Objectives: Malignant high-grade gliomas are the most common and aggressive type of primary brain tumor. We aimed to evaluate the prognostic value of modified Glasgow Prognostic Score (mGPS), which is combination of C-reactive protein (CRP) and albumin, in recurrent high-grade glioma patients treated with systemic treatment.
Patients and methods: Data of 85 patients with recurrent high-grade glioma who received systemic treatment and followed in our clinic between 2012 and 2018 was retrospectively collected and analyzed. Patients were grouped according to mGPS criteria: mGPS-0: CRP < 10 mg/L and albumin >3.5 g/dL; mGPS-1: CRP < 10 mg/L and albumin <3.5 g/dL or CRP > 10 mg/L and albumin >3.5 g/dL; and mGPS-2: CRP > 10 mg/L and albumin <3.5 mg/L. We investigated the prognostic role of mGPS groups, mutations and survival outcomes.

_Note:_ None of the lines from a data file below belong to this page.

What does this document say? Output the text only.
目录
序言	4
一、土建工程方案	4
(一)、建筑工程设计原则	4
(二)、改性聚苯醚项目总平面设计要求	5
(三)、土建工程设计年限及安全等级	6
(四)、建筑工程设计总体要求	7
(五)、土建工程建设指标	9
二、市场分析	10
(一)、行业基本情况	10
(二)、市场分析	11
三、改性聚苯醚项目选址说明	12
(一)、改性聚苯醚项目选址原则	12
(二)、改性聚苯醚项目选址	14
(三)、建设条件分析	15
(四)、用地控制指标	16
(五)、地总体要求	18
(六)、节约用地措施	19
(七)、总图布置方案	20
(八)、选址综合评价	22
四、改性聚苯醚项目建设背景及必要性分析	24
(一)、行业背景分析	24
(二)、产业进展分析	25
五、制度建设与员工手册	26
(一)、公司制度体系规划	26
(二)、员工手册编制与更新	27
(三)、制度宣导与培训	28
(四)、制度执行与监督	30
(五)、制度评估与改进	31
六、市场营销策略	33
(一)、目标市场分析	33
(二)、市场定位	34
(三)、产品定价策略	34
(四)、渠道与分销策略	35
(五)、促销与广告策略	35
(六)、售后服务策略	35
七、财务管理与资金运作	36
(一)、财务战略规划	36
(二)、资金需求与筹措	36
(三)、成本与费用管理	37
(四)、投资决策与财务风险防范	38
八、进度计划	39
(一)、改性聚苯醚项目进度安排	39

Results: There were 42 (49.4 %), 25 (29.6 %), and 18 (21 %) patients in mGPS-0, mGPS-1, and mGPS-2 groups, respectively. Median follow-up duration was 10 months (1-70 months). Median OS was 8.1 months. According to mGPS-0, -1 and -2; median OS was 13.8 months, 7.3 months and 3.6 months respectively (p = 0.003). mGPS, ATRX and IDH-1 mutation status, and ECOG PS were found to be independent prognostic factors for OS.
Conclusion: In our study, mGPS was found to be an independent prognostic factor in patients with recurrent high-grade gliomas. If validated, mGPS can be used as an objective, easily calculated, cheap, and readily available prognostic model in routine practice.
Keywords: ATRX status; Glasgow prognostic score; glioblastoma; high grade gliomas; overall survival.